Nothling's face went stiff; even the double chins seemed to firm. He had soft brown eyes that, in a thinner face, might have appeared large; now they narrowed. The more Malone saw of him, the more he wondered what Amanda Nothling saw in him. But he had long ago given up trying to look at a man through a woman's eyes. It was the worst sort of astigmatism.

“Yes. How did you get that information?”

“Is it something you didn't want known?”

“No-o. I just don't understand why it should interest you.”

“Did you spend the war in Rangoon?”

“No. My mother brought me out—I was only eighteen months old. We were on the last ship to leave. My mother took me home to England.”

“And your father?”

“He was manager of a rice mill up-country . . . Ah, now I'm beginning to understand.” Nothling looked across at the four Japanese who stood talking in a group outside the office door.
“They
don't know
any
of this.”

“Any of what?”

“Come on, old chap! Don't let us beat about the bush. My father was imprisoned in Mergui camp, he died there from ill-treatment by the camp commandant, Major Nibote. Who was tried and executed as a war criminal and who, into the bargain, was Mr. Sagawa's father. But you know all that, am I not right, old chap?”

Malone glanced at Clements, then back at Nothling. “No, we didn't know all of it, Doc. All we knew was that you were born in Rangoon and that Sagawa's father was a war criminal.”

“But you'd made an educated guess there might be more?”

“That's one of the things that keeps us going, educated guesses. That and luck.”

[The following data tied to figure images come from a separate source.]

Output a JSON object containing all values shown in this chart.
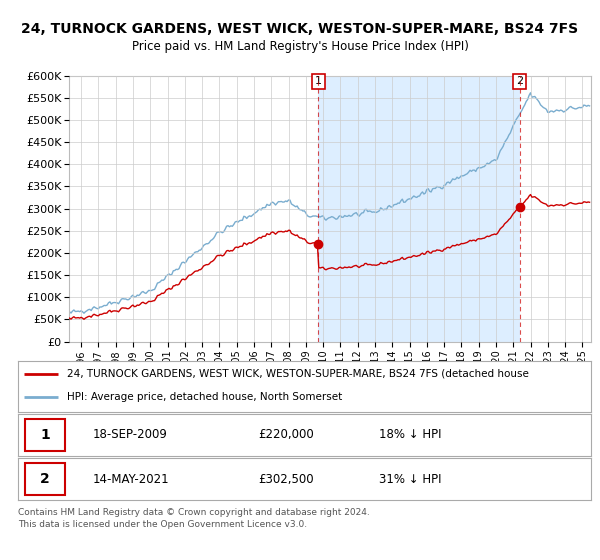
{
  "title_line1": "24, TURNOCK GARDENS, WEST WICK, WESTON-SUPER-MARE, BS24 7FS",
  "title_line2": "Price paid vs. HM Land Registry's House Price Index (HPI)",
  "ylim": [
    0,
    600000
  ],
  "yticks": [
    0,
    50000,
    100000,
    150000,
    200000,
    250000,
    300000,
    350000,
    400000,
    450000,
    500000,
    550000,
    600000
  ],
  "xlim_start": 1995.3,
  "xlim_end": 2025.5,
  "purchase1_x": 2009.72,
  "purchase1_y": 220000,
  "purchase2_x": 2021.37,
  "purchase2_y": 302500,
  "red_line_color": "#cc0000",
  "blue_line_color": "#7aadcf",
  "shade_color": "#ddeeff",
  "legend_entry1": "24, TURNOCK GARDENS, WEST WICK, WESTON-SUPER-MARE, BS24 7FS (detached house",
  "legend_entry2": "HPI: Average price, detached house, North Somerset",
  "table_row1_num": "1",
  "table_row1_date": "18-SEP-2009",
  "table_row1_price": "£220,000",
  "table_row1_hpi": "18% ↓ HPI",
  "table_row2_num": "2",
  "table_row2_date": "14-MAY-2021",
  "table_row2_price": "£302,500",
  "table_row2_hpi": "31% ↓ HPI",
  "footnote": "Contains HM Land Registry data © Crown copyright and database right 2024.\nThis data is licensed under the Open Government Licence v3.0.",
  "bg_color": "#ffffff",
  "grid_color": "#cccccc"
}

“A further educated guess is that I might have killed Ken Sagawa out of revenge for what his father had done to mine?”

“It's a possibility.”

“It's a flight of fancy.”

“They keep us going, too.”

“You're wrong, old chap. I'm not the vengeful sort. I don't fight other generations' wars.”

“Where were you last Monday night, Doc, between eight o'clock and midnight?”

Malone waited for Nothling to smile with wry amusement, which had been his tone up till now; but he didn't. “Do I incriminate myself if I say I'd rather not answer any more questions till I've talked to my lawyer?”

“Not necessarily. Who is your lawyer—Trevor Waring?”

Nothling did smile then. “Another educated guess? Or did he tell you he was my lawyer?”

“No. It's just that I wonder what all the other legal eagles in town do for clients. Trevor seems to have all the business that counts.”

“Yes, Trevor acts for me. He's the Hardstaff family lawyer. To answer your first question—I was at home last Monday night. All night.”